Mel Cooke, Freelance Writer

Linton Kwesi Johnson as he read at the Calabash festival earlier this year. Johnson performed at Liberty Hall, Kingston, last Thursday. - CLAUDINE HOUSEN/STAFF PHOTOGRAPHER
A STEADY breeze which fanned poet Linton Kwesi Johnson's words and muted pre-Christmas buzz from King Street, downtown Kingston, did not disturb the quiet audience in Liberty Hall's rooftop amphitheatre last Thursday night.
In addition to the England-based Johnson's reading from his collection published by Penguin, there was a conversation with Professor Carolyn Cooper of the University of the West Indies.
The interaction came after Five Nights of Bleeding, Sonny's Letter, Reggae Fi Dada, Tings An Times and License Fi Kill. Johnson preceded the last by saying it was in response to the term 'ethnic cleansing', saying that it implied 'ethnic pollution'. "It represents an example of the dehumanisation of language and the language of dehumani-sation," he said. "Of course, we now have a new euphemism for kidnapping and torture, extraordinary rendition or something like that," he added, before reading rhythmically:
"De butchers of Kigali mus be sanitary workas ..."
THE ORIGINS OF HIS ART
There was applause when he finished with a "pra pra pram" for the New World Order.

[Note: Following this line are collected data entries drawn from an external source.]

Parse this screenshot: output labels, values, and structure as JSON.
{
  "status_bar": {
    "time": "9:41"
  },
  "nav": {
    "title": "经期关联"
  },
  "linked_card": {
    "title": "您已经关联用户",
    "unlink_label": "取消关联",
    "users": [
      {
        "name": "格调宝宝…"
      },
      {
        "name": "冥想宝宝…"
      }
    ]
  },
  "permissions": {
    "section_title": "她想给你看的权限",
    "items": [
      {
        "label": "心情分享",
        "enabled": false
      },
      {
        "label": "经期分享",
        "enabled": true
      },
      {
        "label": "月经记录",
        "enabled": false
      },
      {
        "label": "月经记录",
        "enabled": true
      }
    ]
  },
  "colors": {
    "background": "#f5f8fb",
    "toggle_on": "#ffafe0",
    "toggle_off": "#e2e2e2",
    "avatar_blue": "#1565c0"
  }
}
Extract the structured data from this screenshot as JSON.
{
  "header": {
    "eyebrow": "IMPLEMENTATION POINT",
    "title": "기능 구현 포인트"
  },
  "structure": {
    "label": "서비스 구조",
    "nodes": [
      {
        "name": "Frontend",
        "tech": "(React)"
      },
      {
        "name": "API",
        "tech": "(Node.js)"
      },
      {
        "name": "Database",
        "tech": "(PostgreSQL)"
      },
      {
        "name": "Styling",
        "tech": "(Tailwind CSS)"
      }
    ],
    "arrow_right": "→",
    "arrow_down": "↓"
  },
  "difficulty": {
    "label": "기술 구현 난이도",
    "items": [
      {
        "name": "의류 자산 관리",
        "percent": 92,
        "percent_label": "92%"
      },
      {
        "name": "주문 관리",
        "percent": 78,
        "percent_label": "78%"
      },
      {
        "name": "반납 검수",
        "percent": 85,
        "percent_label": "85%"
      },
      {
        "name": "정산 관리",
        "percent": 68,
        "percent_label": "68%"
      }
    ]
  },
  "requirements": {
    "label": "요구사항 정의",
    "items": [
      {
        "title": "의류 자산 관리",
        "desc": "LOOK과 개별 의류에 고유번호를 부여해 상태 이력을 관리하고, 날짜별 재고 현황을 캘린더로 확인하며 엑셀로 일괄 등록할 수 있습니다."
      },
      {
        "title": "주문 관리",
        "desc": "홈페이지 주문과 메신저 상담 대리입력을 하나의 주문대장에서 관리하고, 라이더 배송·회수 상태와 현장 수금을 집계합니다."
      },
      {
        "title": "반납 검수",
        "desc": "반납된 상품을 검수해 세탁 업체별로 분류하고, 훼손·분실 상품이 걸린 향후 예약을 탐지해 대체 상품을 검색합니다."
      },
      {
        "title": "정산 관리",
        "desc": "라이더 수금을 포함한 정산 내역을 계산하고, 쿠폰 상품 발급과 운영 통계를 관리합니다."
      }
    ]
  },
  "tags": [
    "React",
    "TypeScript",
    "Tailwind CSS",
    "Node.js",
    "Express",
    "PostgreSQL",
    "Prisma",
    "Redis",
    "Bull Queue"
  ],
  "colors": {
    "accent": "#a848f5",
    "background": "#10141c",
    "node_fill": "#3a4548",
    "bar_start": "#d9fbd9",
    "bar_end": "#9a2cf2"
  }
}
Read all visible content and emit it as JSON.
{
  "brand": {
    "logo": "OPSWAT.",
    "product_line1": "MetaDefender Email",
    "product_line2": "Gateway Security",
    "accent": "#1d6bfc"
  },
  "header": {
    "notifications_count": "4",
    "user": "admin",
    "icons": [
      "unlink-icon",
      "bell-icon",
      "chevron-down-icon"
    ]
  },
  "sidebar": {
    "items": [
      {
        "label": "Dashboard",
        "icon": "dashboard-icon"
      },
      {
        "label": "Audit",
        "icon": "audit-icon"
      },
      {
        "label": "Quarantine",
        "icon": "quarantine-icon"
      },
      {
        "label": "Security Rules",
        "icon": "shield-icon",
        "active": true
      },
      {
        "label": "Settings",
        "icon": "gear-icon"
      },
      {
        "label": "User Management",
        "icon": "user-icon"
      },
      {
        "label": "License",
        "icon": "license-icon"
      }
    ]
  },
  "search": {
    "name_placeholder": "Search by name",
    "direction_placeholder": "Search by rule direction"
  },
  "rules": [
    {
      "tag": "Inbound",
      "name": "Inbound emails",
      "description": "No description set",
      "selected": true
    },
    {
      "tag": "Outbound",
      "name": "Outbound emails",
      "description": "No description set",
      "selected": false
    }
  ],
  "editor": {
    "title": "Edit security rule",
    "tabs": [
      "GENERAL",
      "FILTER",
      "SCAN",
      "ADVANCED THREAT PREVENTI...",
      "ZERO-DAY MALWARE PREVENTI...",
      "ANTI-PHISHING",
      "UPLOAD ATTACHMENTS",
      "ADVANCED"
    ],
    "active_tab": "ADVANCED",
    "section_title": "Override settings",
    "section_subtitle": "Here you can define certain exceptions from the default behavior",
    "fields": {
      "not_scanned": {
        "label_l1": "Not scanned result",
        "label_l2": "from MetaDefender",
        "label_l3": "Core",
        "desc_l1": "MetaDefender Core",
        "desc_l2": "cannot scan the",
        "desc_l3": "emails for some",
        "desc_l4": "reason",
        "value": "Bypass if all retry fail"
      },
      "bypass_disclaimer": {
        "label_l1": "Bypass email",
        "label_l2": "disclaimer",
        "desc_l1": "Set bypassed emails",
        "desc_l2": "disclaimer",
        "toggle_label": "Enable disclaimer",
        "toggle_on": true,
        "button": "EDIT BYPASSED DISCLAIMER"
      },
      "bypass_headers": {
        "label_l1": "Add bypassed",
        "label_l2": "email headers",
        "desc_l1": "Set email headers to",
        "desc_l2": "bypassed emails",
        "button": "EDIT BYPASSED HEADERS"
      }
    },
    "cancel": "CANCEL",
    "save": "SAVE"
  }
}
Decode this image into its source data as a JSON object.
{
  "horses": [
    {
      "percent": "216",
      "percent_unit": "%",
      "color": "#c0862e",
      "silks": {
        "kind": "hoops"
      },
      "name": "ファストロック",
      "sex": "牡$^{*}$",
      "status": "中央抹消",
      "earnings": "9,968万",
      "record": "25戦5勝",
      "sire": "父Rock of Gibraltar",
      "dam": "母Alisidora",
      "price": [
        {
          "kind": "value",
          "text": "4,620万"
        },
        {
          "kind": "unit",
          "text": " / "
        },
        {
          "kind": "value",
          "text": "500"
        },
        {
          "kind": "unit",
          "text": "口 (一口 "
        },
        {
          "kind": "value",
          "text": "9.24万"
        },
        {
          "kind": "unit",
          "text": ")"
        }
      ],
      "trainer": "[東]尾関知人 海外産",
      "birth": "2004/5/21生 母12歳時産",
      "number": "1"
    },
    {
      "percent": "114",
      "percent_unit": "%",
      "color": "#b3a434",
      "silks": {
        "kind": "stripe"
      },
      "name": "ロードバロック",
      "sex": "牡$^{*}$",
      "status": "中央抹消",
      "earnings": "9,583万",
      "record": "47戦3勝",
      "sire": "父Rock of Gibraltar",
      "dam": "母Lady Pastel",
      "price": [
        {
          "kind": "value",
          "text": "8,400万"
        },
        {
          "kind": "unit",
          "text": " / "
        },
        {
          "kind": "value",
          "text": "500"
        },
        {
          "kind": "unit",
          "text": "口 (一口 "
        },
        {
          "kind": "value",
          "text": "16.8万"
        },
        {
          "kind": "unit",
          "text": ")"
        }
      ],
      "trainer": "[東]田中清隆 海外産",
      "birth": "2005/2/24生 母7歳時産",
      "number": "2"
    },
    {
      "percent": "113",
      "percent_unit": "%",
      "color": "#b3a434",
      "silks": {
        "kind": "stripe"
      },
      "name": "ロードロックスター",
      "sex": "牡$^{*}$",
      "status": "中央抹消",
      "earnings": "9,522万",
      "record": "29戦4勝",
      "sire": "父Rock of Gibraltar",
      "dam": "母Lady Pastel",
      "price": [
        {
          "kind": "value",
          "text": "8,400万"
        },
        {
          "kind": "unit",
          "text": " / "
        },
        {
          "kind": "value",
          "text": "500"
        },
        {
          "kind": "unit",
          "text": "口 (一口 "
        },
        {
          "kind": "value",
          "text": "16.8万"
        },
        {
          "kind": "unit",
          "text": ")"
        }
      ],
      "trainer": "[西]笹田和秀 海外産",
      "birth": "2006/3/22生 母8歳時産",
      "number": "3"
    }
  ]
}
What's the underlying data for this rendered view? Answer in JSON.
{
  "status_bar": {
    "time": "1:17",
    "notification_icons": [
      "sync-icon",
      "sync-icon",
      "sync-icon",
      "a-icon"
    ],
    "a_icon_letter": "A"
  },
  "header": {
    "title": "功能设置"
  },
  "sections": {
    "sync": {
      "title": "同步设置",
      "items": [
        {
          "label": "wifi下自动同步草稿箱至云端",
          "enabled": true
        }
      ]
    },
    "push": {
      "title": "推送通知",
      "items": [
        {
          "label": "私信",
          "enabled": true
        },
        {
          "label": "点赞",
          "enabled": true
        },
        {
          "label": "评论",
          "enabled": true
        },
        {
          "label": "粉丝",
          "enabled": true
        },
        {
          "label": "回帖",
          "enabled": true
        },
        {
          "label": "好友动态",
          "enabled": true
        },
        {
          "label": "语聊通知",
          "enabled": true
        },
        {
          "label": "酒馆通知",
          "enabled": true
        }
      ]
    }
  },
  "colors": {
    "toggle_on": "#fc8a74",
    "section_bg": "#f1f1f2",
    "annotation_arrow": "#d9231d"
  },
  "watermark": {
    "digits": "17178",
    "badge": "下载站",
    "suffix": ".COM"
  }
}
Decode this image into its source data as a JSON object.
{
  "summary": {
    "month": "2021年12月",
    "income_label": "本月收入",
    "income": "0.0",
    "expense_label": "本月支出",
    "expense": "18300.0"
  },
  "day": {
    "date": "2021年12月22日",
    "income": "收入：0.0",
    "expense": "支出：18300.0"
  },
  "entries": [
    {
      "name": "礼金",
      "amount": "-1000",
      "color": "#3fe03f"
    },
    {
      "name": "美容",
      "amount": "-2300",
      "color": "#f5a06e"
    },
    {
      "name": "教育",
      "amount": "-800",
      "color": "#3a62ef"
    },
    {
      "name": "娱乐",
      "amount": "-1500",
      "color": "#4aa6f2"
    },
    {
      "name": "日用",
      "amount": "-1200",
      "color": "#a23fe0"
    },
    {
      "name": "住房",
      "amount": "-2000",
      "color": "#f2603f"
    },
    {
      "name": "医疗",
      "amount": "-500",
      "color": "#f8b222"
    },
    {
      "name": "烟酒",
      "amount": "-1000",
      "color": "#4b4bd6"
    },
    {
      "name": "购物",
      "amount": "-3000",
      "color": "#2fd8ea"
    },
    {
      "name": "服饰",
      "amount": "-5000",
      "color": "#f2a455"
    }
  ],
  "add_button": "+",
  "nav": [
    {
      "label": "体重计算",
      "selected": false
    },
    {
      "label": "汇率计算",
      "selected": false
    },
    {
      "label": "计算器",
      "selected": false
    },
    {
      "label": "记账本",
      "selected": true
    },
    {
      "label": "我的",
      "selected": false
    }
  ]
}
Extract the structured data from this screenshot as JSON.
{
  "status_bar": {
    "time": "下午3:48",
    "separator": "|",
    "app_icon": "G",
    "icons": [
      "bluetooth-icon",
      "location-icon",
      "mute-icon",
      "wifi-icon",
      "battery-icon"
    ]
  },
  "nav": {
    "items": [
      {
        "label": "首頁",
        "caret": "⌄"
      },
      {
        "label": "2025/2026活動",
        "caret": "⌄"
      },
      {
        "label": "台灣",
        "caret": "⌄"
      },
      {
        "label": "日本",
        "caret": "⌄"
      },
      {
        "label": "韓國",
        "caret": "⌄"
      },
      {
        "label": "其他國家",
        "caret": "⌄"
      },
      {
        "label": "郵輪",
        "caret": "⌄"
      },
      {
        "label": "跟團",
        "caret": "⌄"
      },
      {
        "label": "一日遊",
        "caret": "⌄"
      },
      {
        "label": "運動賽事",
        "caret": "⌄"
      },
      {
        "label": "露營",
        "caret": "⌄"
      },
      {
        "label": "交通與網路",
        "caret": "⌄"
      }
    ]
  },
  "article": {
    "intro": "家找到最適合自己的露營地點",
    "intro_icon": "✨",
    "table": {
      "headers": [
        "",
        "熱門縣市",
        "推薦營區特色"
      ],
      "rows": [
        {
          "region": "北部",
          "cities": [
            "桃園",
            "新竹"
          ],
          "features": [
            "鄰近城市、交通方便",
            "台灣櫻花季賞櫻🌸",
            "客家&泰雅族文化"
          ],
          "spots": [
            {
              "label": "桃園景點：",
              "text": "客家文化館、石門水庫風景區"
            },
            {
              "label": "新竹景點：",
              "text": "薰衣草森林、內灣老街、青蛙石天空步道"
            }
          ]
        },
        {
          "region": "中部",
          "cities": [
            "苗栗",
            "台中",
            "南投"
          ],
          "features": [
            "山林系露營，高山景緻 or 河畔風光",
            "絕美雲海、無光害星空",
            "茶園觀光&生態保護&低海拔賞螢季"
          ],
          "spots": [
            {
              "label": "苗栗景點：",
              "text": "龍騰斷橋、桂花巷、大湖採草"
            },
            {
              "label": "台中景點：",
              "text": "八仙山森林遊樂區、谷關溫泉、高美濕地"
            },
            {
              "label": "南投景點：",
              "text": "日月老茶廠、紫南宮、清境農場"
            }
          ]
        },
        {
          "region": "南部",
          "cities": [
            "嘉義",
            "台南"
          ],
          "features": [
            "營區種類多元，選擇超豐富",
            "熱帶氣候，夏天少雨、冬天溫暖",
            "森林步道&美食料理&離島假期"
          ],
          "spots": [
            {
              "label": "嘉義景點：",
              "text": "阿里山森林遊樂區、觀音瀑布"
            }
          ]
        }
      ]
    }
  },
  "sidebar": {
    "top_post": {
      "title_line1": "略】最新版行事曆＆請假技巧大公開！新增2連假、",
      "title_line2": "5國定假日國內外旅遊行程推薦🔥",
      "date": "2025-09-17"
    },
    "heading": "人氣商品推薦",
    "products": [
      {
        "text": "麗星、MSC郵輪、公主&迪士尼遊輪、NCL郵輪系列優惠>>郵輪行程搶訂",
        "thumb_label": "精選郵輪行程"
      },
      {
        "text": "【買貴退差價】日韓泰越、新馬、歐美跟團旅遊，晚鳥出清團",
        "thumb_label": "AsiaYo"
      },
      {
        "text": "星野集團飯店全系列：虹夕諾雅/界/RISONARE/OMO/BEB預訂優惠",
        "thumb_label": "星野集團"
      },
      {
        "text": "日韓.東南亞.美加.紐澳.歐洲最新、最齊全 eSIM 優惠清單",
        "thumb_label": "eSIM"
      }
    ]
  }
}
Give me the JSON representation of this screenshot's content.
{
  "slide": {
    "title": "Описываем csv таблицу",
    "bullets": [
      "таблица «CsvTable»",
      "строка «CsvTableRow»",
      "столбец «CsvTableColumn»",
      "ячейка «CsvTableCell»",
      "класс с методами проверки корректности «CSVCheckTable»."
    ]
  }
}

Johnson was joined on stage by Cooper, his jacket, tie and hat and her headwrap and matching dress making a physical contrast.
There was humour right away, as Cooper said; "we have this stereotype in Jamaica that people who go to England come back mad."
"I do not know that Jamaicans who come back here are any madder than any Jamaicans here," Johnson said, to laughter.
Later, Cooper asked about the origins of his art.
"I have always seen what I do as popular culture. I came to poetry through politics," Johnson said, explaining that he was active in the Black Panther movement. He read The Souls of Black Folk by WE DuBois and "it stirred something in me and made me want to express what I was experiencing and what black youths in England were going through ..."
"I was also influenced by what was happening in reggae in Jamaica," he said, mentioning U-Roy, Big Youth and Prince Jazzbo. "I was writing in English and I was moved to write in Jamaican language," he said, noting that in the early 1970s Professor Mervyn Morris encouraged him to write in the latter.
After Cooper asked Johnson about his relationship with other Jamaican poets (he spoke of Edward Baugh, Mutabaruka and Lorna Goodison, saying he was particularly close to Jean 'Binta' Breeze, Mikey Smith and the Poets in Unity from the School of Drama).
He was also definite in his opinion of what a lot of young people are doing poetically. "A lot of young people are writing poetry, but a lot of them don't read," he said. "There is this whole slam poetry thing going around with young people spouting rhetoric about black this, black that. They get away with it by calling it spoken word," he said.
However, Johnson said "there are some young people of promise. I am sure that some great poets will emerge in the next few years. I am not sure if they will be political and they do not need to be," he said.
After the conversation with Cooper, there were a few questions from the general audience, including a request for Top Notch Poet from Mervyn Morris. Johnson read Mikey Smith's Mi Cyaan Believe It, saying that he was going to donate a copy of Smith's collection It A Come to Liberty Hall. And he finished with Top Notch Poet, to strong applause.